BSPED2011 Poster Presentations (1) (84 abstracts)
RHSC Edinburgh, Edinburgh, UK.
Introduction: Diabetic ketoacidosis remains the leading cause of morbidity and mortality in children with type 1 diabetes. BSPED guidelines for management of paediatric DKA were revised in 2009.
Methods: We performed a telephone questionnaire of all 13 centres in Scotland who provide inpatient paediatric (<16 years) care, and reviewed their DKA guidelines. These were audited against the 2009 BSPED guidelines. Criteria studied were; method of ketone measurement; maximum percentage of dehydration; maintenance fluids; minimum time on isotonic fluids; commencement of insulin; long acting analogues; end point of DKA management; treatment of cerebral oedema.

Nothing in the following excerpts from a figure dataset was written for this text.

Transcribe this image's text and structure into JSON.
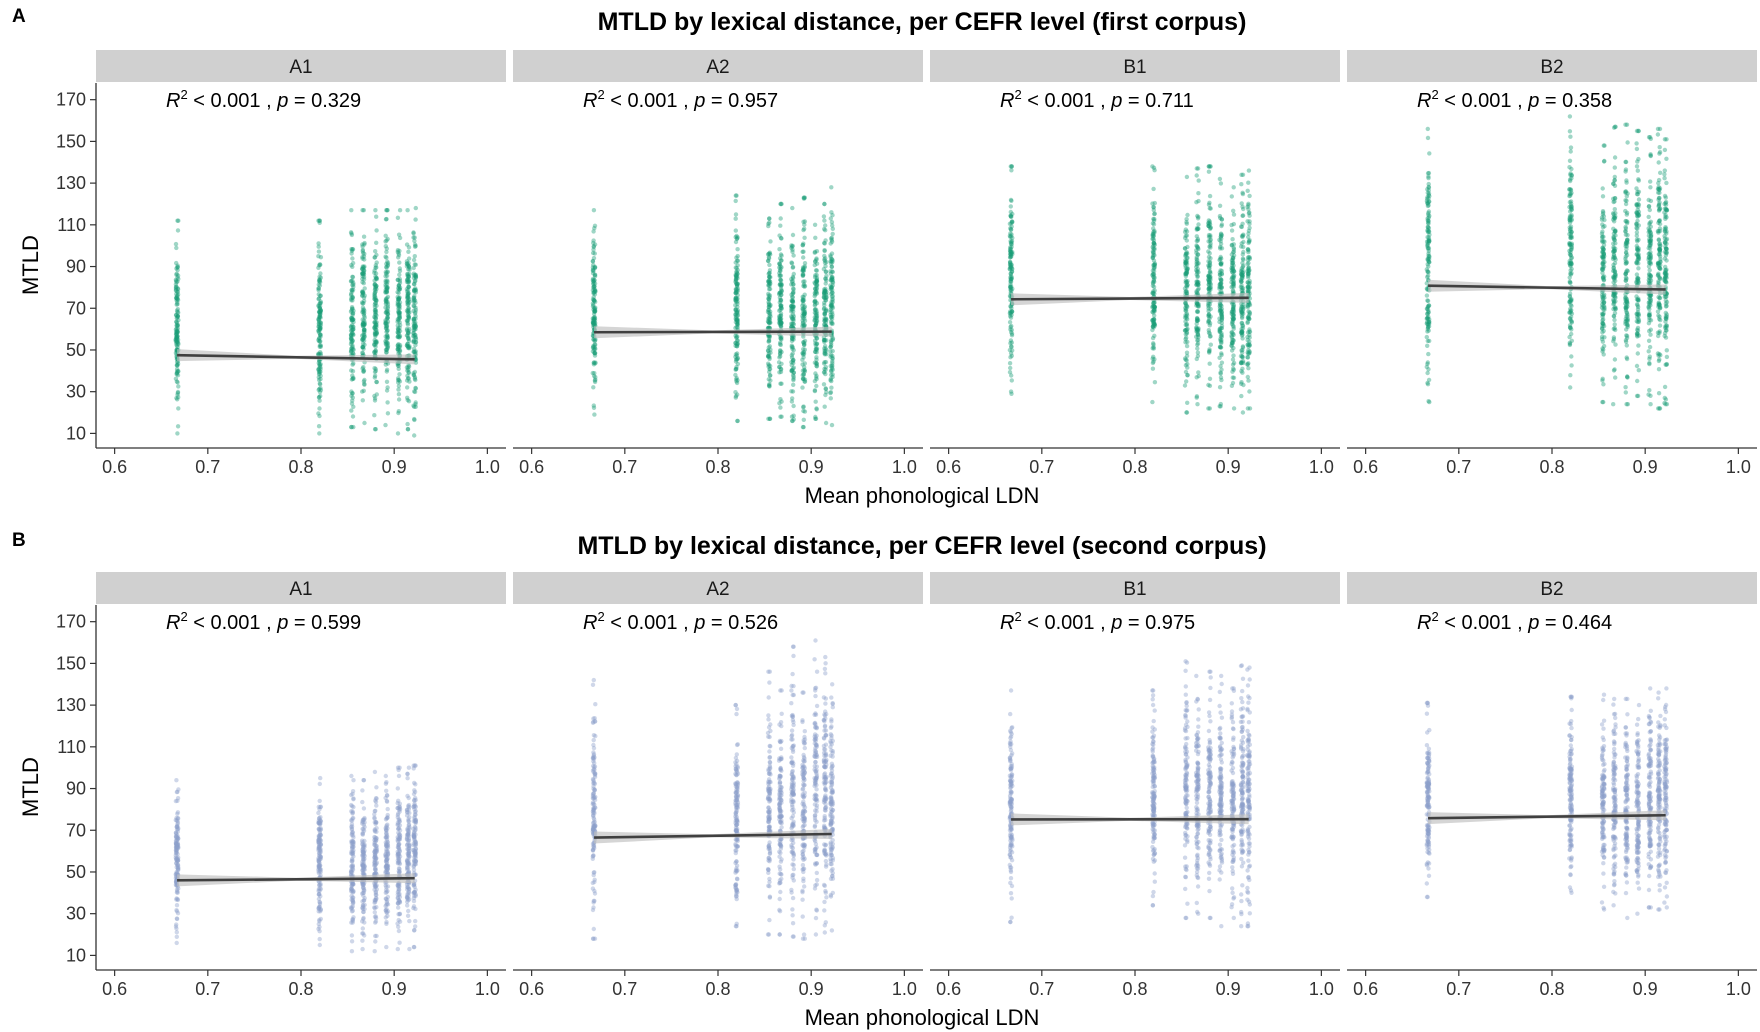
{
  "chart_data": [
    {
      "type": "scatter",
      "panel_label": "A",
      "title": "MTLD by lexical distance, per CEFR level (first corpus)",
      "xlabel": "Mean phonological LDN",
      "ylabel": "MTLD",
      "xlim": [
        0.58,
        1.02
      ],
      "ylim": [
        3,
        178
      ],
      "x_ticks": [
        "0.6",
        "0.7",
        "0.8",
        "0.9",
        "1.0"
      ],
      "y_ticks": [
        "10",
        "30",
        "50",
        "70",
        "90",
        "110",
        "130",
        "150",
        "170"
      ],
      "grid": false,
      "point_color": "#1b9e77",
      "line_color": "#404040",
      "ribbon_color": "#bebebe",
      "x_positions": [
        0.667,
        0.82,
        0.855,
        0.867,
        0.88,
        0.892,
        0.905,
        0.915,
        0.922
      ],
      "panels": [
        {
          "name": "A1",
          "stat": {
            "r2": "< 0.001",
            "p": "= 0.329"
          },
          "fit": {
            "x": [
              0.667,
              0.922
            ],
            "y": [
              47.5,
              45.5
            ]
          },
          "ranges": [
            [
              10,
              112
            ],
            [
              10,
              112
            ],
            [
              13,
              117
            ],
            [
              15,
              117
            ],
            [
              12,
              117
            ],
            [
              14,
              117
            ],
            [
              10,
              117
            ],
            [
              12,
              117
            ],
            [
              9,
              118
            ]
          ]
        },
        {
          "name": "A2",
          "stat": {
            "r2": "< 0.001",
            "p": "= 0.957"
          },
          "fit": {
            "x": [
              0.667,
              0.922
            ],
            "y": [
              58.5,
              58.8
            ]
          },
          "ranges": [
            [
              19,
              117
            ],
            [
              16,
              124
            ],
            [
              17,
              113
            ],
            [
              18,
              120
            ],
            [
              16,
              118
            ],
            [
              13,
              123
            ],
            [
              17,
              110
            ],
            [
              15,
              120
            ],
            [
              14,
              128
            ]
          ]
        },
        {
          "name": "B1",
          "stat": {
            "r2": "< 0.001",
            "p": "= 0.711"
          },
          "fit": {
            "x": [
              0.667,
              0.922
            ],
            "y": [
              74.3,
              75.0
            ]
          },
          "ranges": [
            [
              29,
              138
            ],
            [
              25,
              138
            ],
            [
              20,
              133
            ],
            [
              24,
              137
            ],
            [
              22,
              138
            ],
            [
              23,
              132
            ],
            [
              22,
              128
            ],
            [
              20,
              134
            ],
            [
              22,
              136
            ]
          ]
        },
        {
          "name": "B2",
          "stat": {
            "r2": "< 0.001",
            "p": "= 0.358"
          },
          "fit": {
            "x": [
              0.667,
              0.922
            ],
            "y": [
              80.8,
              79.0
            ]
          },
          "ranges": [
            [
              25,
              156
            ],
            [
              32,
              162
            ],
            [
              25,
              148
            ],
            [
              24,
              157
            ],
            [
              24,
              158
            ],
            [
              28,
              155
            ],
            [
              24,
              152
            ],
            [
              22,
              156
            ],
            [
              24,
              151
            ]
          ]
        }
      ]
    },
    {
      "type": "scatter",
      "panel_label": "B",
      "title": "MTLD by lexical distance, per CEFR level (second corpus)",
      "xlabel": "Mean phonological LDN",
      "ylabel": "MTLD",
      "xlim": [
        0.58,
        1.02
      ],
      "ylim": [
        3,
        178
      ],
      "x_ticks": [
        "0.6",
        "0.7",
        "0.8",
        "0.9",
        "1.0"
      ],
      "y_ticks": [
        "10",
        "30",
        "50",
        "70",
        "90",
        "110",
        "130",
        "150",
        "170"
      ],
      "grid": false,
      "point_color": "#8da0cb",
      "line_color": "#404040",
      "ribbon_color": "#bebebe",
      "x_positions": [
        0.667,
        0.82,
        0.855,
        0.867,
        0.88,
        0.892,
        0.905,
        0.915,
        0.922
      ],
      "panels": [
        {
          "name": "A1",
          "stat": {
            "r2": "< 0.001",
            "p": "= 0.599"
          },
          "fit": {
            "x": [
              0.667,
              0.922
            ],
            "y": [
              46.0,
              47.0
            ]
          },
          "ranges": [
            [
              16,
              94
            ],
            [
              15,
              95
            ],
            [
              12,
              96
            ],
            [
              13,
              94
            ],
            [
              12,
              98
            ],
            [
              14,
              96
            ],
            [
              13,
              100
            ],
            [
              13,
              100
            ],
            [
              14,
              101
            ]
          ]
        },
        {
          "name": "A2",
          "stat": {
            "r2": "< 0.001",
            "p": "= 0.526"
          },
          "fit": {
            "x": [
              0.667,
              0.922
            ],
            "y": [
              66.5,
              68.2
            ]
          },
          "ranges": [
            [
              18,
              142
            ],
            [
              24,
              130
            ],
            [
              20,
              146
            ],
            [
              20,
              137
            ],
            [
              19,
              158
            ],
            [
              18,
              136
            ],
            [
              20,
              161
            ],
            [
              21,
              153
            ],
            [
              22,
              140
            ]
          ]
        },
        {
          "name": "B1",
          "stat": {
            "r2": "< 0.001",
            "p": "= 0.975"
          },
          "fit": {
            "x": [
              0.667,
              0.922
            ],
            "y": [
              75.2,
              75.3
            ]
          },
          "ranges": [
            [
              26,
              137
            ],
            [
              34,
              137
            ],
            [
              28,
              151
            ],
            [
              30,
              144
            ],
            [
              28,
              146
            ],
            [
              24,
              144
            ],
            [
              28,
              138
            ],
            [
              24,
              149
            ],
            [
              24,
              148
            ]
          ]
        },
        {
          "name": "B2",
          "stat": {
            "r2": "< 0.001",
            "p": "= 0.464"
          },
          "fit": {
            "x": [
              0.667,
              0.922
            ],
            "y": [
              75.8,
              77.2
            ]
          },
          "ranges": [
            [
              38,
              131
            ],
            [
              40,
              134
            ],
            [
              32,
              135
            ],
            [
              34,
              133
            ],
            [
              28,
              133
            ],
            [
              30,
              130
            ],
            [
              33,
              138
            ],
            [
              32,
              136
            ],
            [
              33,
              138
            ]
          ]
        }
      ]
    }
  ]
}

Results: Overall, there was 38.5% compliance with BSPED guidelines for these criteria. Eight of 13 centres use blood ketone measurement. Nine of 13 centres use 10% as the maximum dehydration calculated for DKA, three centres use a maximum of 8%. Maintenance fluids are calculated using the BSPED calculation in three centres, and the ISPAD calculation in five centres. Three centres state minimum time on isotonic fluids of 12 h, four state 46 h. Nine of 13 centres delay commencing IV insulin until 12 h after fluid replacement. Ten of 13 centres use BSPED initial doses of insulin, two centres use lower starting doses. Four of 13 centres continue subcutaneous glargine during treatment for DKA. Six of 13 centres use blood ketones as an endpoint of DKA treatment, four centres use a clinical end point. Six of 13 centres recommend hypertonic saline or mannitol as first line for treatment of cerebral oedema.
Conclusion: The changes suggested in the BSPED guidelines have been taken up 38.5% of instances. Improved education is necessary to ensure that all children with DKA receive optimum care. Outcome data is also needed following changes.